GOP Candidates Really Don’t Like Getting Called Out for Their Antiabortion Views
Just a few months ago, Republicans looked poised to flip the House and the Senate in a “red wave” fueled by Joe Biden’s dismal approval ratings, rising inflation, and a stalled-out legislative agenda. But the political landscape looks significantly less favorable for Republicans these days, particularly following the Supreme Court’s June decision to overturn *Roe v. Wade—*an issue Democrats are rallying their base around. GOP candidates across the country are apparently feeling the change in tide, going on the defensive about their stances on abortion.
In California, representatives Mike Garcia and Michelle Steel, two vulnerable Republican incumbents, recently retreated from an antiabortion bill they cosponsored last year by indicating their support for abortion rights in cases of rape, incest, or threats to the mother’s health, according to the Los Angeles Times. Such exemptions were not included in the Life at Conception Act. Steel, an antiabortion lawmaker with an A+ policy rating from Susan B. Anthony Pro-Life America, has seemingly distanced herself from hard-line abortion policies this cycle, telling the Los Angeles Times that, despite her support for the measure, conversations “surrounding a nationwide ban on abortion are purely hypothetical at this point.” Garcia, facing a particularly tough race after redistricting decreased the number of GOP voters in his district, has assured his constituents that the Supreme Court’s decision “will not change access to abortions” in the state.
The political recalibration is perhaps no more apparent than in Arizona Republican Senate nominee Blake Masters’s campaign. After spending the contentious primary describing abortion as a form of “genocide,” calling abortion-rights activists “demonic,” and claiming that the left views abortion as a form of “religious sacrifice,” Masters has tempered his rhetoric, telling The Arizona Republic recently that the state’s 15-week abortion law is “a reasonable solution,” while also scrubbing a line on his campaign site billing him as “100% pro-life.” (In response to media reports on the changes to his website, Masters told the local NBC affiliate that he did not “remove my stance,” adding, “Go look at my website. It’s the most detailed, most pro-life agenda of any Senate candidate running nationwide. I’m calling for a constitutional amendment or at least a federal law.”)

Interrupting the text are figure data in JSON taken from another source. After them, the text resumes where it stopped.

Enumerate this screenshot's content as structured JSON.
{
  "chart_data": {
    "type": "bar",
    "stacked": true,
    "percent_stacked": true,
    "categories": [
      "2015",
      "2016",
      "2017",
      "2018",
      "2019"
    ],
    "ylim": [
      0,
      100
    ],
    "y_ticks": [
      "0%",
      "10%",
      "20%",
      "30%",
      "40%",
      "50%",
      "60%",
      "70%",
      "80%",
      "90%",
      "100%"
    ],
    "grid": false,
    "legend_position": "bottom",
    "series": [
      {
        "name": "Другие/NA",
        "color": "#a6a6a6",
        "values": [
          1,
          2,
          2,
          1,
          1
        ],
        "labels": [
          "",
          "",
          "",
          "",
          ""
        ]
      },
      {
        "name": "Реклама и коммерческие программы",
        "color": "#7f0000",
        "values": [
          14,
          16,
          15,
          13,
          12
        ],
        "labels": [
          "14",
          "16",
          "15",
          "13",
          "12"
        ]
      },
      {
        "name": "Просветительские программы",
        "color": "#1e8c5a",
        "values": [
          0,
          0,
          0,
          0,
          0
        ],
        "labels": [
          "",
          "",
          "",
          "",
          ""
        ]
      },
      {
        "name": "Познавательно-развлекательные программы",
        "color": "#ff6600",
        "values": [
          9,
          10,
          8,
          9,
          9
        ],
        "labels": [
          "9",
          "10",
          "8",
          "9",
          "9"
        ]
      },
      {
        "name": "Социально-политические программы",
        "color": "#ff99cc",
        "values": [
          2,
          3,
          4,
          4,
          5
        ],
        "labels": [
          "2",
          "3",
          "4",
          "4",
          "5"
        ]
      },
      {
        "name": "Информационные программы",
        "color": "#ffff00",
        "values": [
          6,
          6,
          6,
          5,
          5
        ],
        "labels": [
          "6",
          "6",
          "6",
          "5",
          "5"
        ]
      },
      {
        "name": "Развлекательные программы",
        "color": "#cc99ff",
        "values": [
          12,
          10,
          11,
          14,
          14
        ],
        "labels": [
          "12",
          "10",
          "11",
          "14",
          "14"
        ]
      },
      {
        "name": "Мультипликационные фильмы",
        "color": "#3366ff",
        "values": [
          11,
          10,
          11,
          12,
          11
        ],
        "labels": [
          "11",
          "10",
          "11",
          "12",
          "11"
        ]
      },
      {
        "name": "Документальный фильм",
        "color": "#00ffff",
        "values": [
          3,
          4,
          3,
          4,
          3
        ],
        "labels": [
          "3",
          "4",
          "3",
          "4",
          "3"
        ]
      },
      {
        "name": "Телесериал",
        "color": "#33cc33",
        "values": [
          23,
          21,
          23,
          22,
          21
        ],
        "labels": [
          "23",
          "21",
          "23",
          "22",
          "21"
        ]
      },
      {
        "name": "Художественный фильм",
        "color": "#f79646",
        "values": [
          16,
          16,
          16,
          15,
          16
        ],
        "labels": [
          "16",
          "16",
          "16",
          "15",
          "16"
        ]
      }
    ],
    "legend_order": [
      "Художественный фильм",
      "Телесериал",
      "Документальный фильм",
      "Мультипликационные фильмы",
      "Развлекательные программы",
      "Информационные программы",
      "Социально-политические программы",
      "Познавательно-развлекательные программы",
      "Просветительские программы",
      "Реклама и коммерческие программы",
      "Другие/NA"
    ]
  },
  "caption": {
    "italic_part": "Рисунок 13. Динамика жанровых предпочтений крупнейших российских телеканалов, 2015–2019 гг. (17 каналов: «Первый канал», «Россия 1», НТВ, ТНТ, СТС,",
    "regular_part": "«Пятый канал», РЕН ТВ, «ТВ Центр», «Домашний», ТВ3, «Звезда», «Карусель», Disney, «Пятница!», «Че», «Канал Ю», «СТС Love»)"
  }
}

Tiffany Smiley, the GOP nominee in Washington’s U.S. Senate race, also attempted to clarify her abortion stance last week, releasing an ad that declared, “I’m pro-life, but I oppose a federal abortion ban.” The spot came in response to an attack ad aired by her opponent, Democratic senator Patty Murray, claiming that Smiley is “Mitch McConnell’s hand-picked candidate” and would support federal abortion bans if elected. In Smiley’s ad, the Republican candidate insisted that she is not the antiabortion “extremist” Murray has portrayed her as. However, leading up to the race’s primary election, Smiley said she agreed with Texas’s near-total abortion ban, which is widely considered to be among the most extreme in the country. Similarly, in Nevada’s U.S. Senate race, GOP candidate Adam Laxalt published an op-ed this month saying he would not support a nationwide abortion ban, despite previously calling Roe v. Wade a “joke” and criticizing Nevada’s lack of abortion restrictions. Laxalt still supports banning abortions after 13 weeks of pregnancy and his campaign site states he “will be a reliable vote against extreme” proabortion laws. In the U.S. Senate race in Colorado, abortion has become the focal point after Democratic senator Michael Bennet released a campaign ad accusing his GOP challenger, Joe O’Dea, of opposing the state’s abortion protections and supporting Donald Trump’s Supreme Court selections. According to Axios, O’Dea countered by declaring his support for abortions that take place within 20 weeks of pregnancy.
Meanwhile, Democratic campaigns and groups have embraced proabortion messaging, spending $30 million on TV spots and $7 million on Facebook ads that reference the issue since the SCOTUS draft majority opinion was leaked in May, per data compiled by AdImpact and published by CBS News. A Monday poll from NBC News showed that “persuadable” midterm voters broke for Democrats by three points, a marked improvement for the party compared to the outlet’s pre-Dobbs surveys, which had Republicans leading by six points among those voters in March and May. Per a Pew Research Center survey published in July, nearly six out of 10 Americans said they believed abortion should be legal in all or most cases.